Dopo quello che è considerato capolavoro del genere (‘La notte dei morti viventi’ di Romero)

sono proliferate proposte cinematografiche dagli scarsi schemi, legate alla figura dello zombie. Girato a bassissimo costo, descrivendone i meccanismi del linguaggio utilizzato e del procedimento creativo, raccontandosi in maniera quasi reale, sia pur ‘artigianalmente’, con obbiettivo l’innovazione, ‘ZOMBIE CONTRO ZOMBIE’

di Ueda Shinichiro

ha già incassato duecentocinquanta volte il suo micro-budget e si è imposto all’attenzione di Festival Cinematografici Internazionali, aggiudicandosi, tra l’altro, il Premio del pubblico dell’Udine Far East Film Festival. ‘Il film giapponese che non vuole proprio decomporsi’ come titolano alcuni giornali, è stato realizzato da Shinichiro in appena otto giorni, dopo che il regista aveva partecipato ad un workshop per attori e film-maker alla scuola d’arte drammatica di Tokyo.
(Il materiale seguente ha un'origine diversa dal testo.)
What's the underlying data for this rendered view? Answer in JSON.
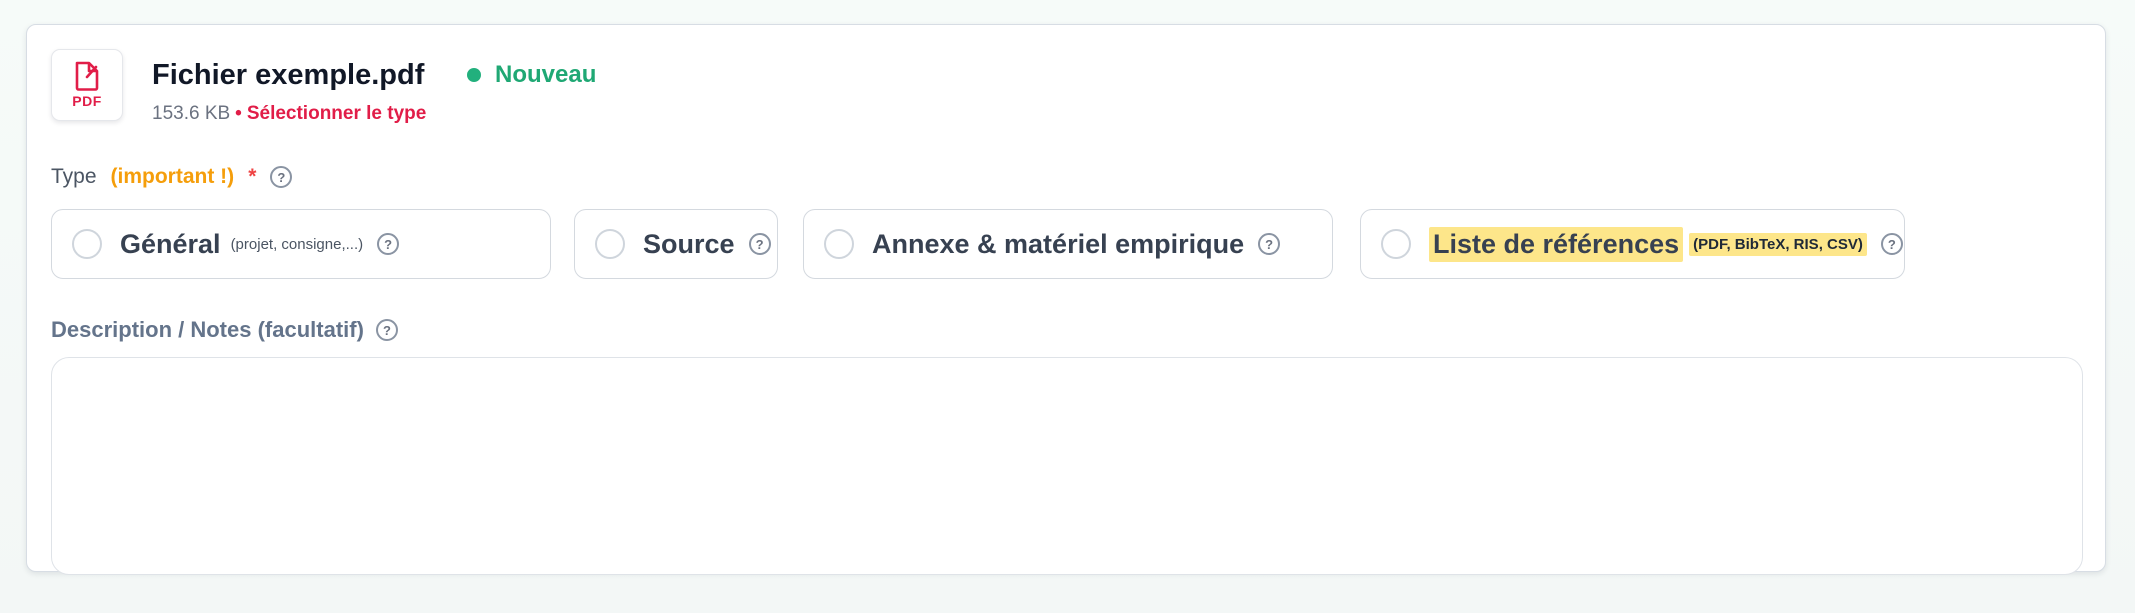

Un acquedotto abbandonato

è la location perfetta per girare

un film sugli zombie; dettaglio da non sottovalutare, è che nello stesso luogo, sono stati compiuti, in passato, misteriosi esperimenti militari ed ora, morti viventi si nascondono nel buio.

Con i vestiti insanguinati, un ragazzo dal viso verdognolo intende divorare viva la fidanzatina

mentre il regista entusiasta riprende tutto.